Hacking With Synthetic Biology 135
blackbearnh writes "If you've gotten tired of hacking firewalls or cloud computing, maybe it's time to try your hand with DNA. That's what Reshma Shetty is doing with her Doctorate in Biological Engineering from MIT. Apart from her crowning achievement of getting bacteria to smell like mint and bananas, she's also active in the developing field of synthetic biology and has recently helped found a company called Gingko BioWorks which is developing enabling technologies to allow for rapid prototyping of biological systems. She talked to O'Reilly Radar recently about the benefits and potential dangers of easy biological design, why students should be hacking wetware, and what's involved in setting up your own lab to slice genes."
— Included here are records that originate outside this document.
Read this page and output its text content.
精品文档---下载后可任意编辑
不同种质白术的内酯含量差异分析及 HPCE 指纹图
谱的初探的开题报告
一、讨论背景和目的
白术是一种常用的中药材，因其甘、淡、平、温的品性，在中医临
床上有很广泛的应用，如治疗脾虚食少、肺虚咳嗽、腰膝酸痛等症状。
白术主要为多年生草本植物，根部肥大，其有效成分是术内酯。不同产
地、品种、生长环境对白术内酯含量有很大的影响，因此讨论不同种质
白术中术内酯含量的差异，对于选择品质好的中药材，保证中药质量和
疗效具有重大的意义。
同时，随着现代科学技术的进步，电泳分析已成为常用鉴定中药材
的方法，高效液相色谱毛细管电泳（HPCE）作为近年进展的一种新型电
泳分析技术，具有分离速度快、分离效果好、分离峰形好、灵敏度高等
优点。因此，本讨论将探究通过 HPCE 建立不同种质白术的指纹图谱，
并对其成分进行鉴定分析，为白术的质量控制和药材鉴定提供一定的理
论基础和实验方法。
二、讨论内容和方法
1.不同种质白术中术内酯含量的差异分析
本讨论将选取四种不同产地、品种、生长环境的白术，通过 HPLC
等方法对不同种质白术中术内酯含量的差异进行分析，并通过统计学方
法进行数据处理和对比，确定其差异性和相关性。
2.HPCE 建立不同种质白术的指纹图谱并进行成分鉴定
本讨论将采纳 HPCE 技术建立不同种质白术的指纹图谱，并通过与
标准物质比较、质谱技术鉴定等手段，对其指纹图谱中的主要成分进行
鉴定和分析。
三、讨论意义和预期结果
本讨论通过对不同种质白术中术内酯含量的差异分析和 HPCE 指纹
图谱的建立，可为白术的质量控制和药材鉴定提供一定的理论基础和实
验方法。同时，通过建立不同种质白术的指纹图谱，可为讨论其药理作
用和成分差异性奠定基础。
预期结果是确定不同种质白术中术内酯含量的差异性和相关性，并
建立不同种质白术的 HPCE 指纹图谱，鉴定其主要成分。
Uber Geekery (Score:5, Insightful)
Now that's what I call Uber Geekery. Instead of the tiring work of brushing your teeth, you get minty fresh breath by hacking the smell of the bacteria in your mouth.
Hacking Life Danger (Score:1, Insightful)
Re:Fine, I'll think of the children (Score:3, Insightful)
we can also delete/disable genes required for growth outside the lab. As an example, knocking out multiple genes involved in synthesizing nutrients that are not common outside of a lab setting. stack several of these together and the chance the bacteria has of adapting quickly is roughly zero. synthetic biology also allows us to incorporate unnatural amino acids that if not present in the medium, cause protein synthesis to halt at the point missing the correct amino acid. without the amino acid, only smaller snippets of amino acids form rather than the protein and if it is important to the cell, it's going to die.
Re:Doesn't this sound like... (Score:3, Insightful)
all technology has a risk of being missued but if we didn't develop any of that tech because of that fear, then we'd never have developed fire out of fear that it could be used to burn down homes. The haber process which keeps 2 billion people fed and alive today was developed to produce nitrogen compounds used to make munitions to kill people. NO tech in of its self is evil, it is how it is used which is evil.
Re:It's less about "evil" as about "safeguards" (Score:3, Insightful)
That's a bit irrelevant, since the capability of genetically engineering a virus was missing until very recently. Even the cold-war era research into it was basically little more than selecting and breeding existing strains.
So, yes, _of_ _course_ the Roman smallpox outbreaks weren't manufactured, because nobody in the world was capable of manufacturing it. Heck, they didn't even know exactly _what_ it is, since it would be another millennium and a half (or so) before anyone even had a microscope.
So basically saying "if there is going to be a killer virus, it's going to be natural" at this point, is a bit like being in the 40's in Japan and saying "if anything's going to destroy half a city, it's going to be a natural disaster. Don't worry, all historical examples have been earthquakes, floods and volcanoes."